Saturday, May 19, 2012

Crowdsourced information

Crowdsourcing is changing the way we live, even if you don't notice it at first. A person with access to the internet has more information available to them than the sum of all information available throughout history prior to the last few years. But how do you sort through all of the useless information and find what you are looking for. Crowdsourcing is actually on of the biggest factors in this information explosion, as people are putting massive amount of data into the internet ecosystem. Interestingly enough, user-generated data can both help and hurt our efforts to sift through the haystack and find the needles we are looking for

I saw a video recently where the founder of ShareThis talked about sharing replacing search, as people are more interested in what other people think than the results of a computer algorithm. Social network recommendations can help us find trusted sources of information and a variety of other internet resources. For years my family has relied on product reviews found on the sites of a number of internet retailers to help us identify strengths and weaknesses of different options before making purchase decisions. For the most part, we have found the information provided by those reviews to be very reliable. Theses cases show the value of crowdsourced information, provided by users who are most often not being compensated in any way for their contribution.

On the other hand, the volume of user-entered data on the internet can get in the way when we are trying to find very detailed information. I recently purchased an aquarium for my family and was looking for advice on the care and feeding of my new fish. There were some cases where a single Google search resulted in three or more opinions that contradicted one another.
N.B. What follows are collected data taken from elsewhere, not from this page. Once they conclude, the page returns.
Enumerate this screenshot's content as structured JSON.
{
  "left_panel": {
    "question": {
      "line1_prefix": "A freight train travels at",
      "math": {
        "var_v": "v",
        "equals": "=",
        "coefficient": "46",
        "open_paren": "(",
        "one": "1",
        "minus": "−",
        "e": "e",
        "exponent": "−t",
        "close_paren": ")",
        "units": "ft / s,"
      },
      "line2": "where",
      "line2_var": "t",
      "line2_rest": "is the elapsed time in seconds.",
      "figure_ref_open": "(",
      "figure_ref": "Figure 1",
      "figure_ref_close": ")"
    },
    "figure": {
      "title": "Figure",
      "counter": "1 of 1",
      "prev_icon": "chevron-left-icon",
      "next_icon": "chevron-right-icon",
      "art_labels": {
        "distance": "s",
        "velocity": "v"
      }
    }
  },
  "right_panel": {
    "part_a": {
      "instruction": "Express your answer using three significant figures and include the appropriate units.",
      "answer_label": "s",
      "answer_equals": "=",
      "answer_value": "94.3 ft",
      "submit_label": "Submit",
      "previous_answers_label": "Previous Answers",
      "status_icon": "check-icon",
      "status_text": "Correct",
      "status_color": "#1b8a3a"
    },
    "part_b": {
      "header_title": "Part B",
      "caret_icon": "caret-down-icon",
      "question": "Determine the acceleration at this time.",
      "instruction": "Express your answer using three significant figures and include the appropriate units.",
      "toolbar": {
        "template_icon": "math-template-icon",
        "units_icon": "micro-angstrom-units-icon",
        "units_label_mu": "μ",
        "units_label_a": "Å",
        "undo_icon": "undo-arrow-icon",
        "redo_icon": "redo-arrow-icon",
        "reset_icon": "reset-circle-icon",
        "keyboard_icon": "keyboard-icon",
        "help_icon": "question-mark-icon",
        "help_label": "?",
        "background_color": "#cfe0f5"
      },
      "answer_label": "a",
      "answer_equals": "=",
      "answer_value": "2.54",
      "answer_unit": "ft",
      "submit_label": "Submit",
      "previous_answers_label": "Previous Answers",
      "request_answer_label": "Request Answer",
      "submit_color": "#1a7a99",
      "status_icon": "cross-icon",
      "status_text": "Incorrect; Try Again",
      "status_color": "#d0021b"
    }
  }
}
Similarly, when I was researching some unusual health troubles, I found far too many responses that provided no indication of the credentials of the author. Services like Yahoo Answers are very interesting, yet I have found many reasons to question the validity of the information they provide. Wikipedia suffers from similar concerns about the accuracy and validity of certain articles.

In addition, these examples of the results of generally well-intentioned efforts are further complicated by those who maliciously wish to mislead others by manipulating open systems. Companies have been found to enter fake reviews of their own products in the hopes of increasing sales. Then there are those who wish to promote their personal agendas by intentionally providing incorrect information.

It will be interesting to see how society evolves to deal with this divergence. As someone very interested in data quality, I see a number of ways to approach these issues with technology we already have available to us. Twitter dealt with fake accounts for famous individuals by providing a method of verifying an account. Other sites limit the volume of information by setting tight access controls on content creation or by having a small set moderators. Many online answer sites allow users to rate responses so that invalid or misleading responses drop in search results and impact fewer searchers. No one answer is perfect, but the various solutions offer us insight on how we can leverage to benefits of crowdsourced data and minimize the dangers.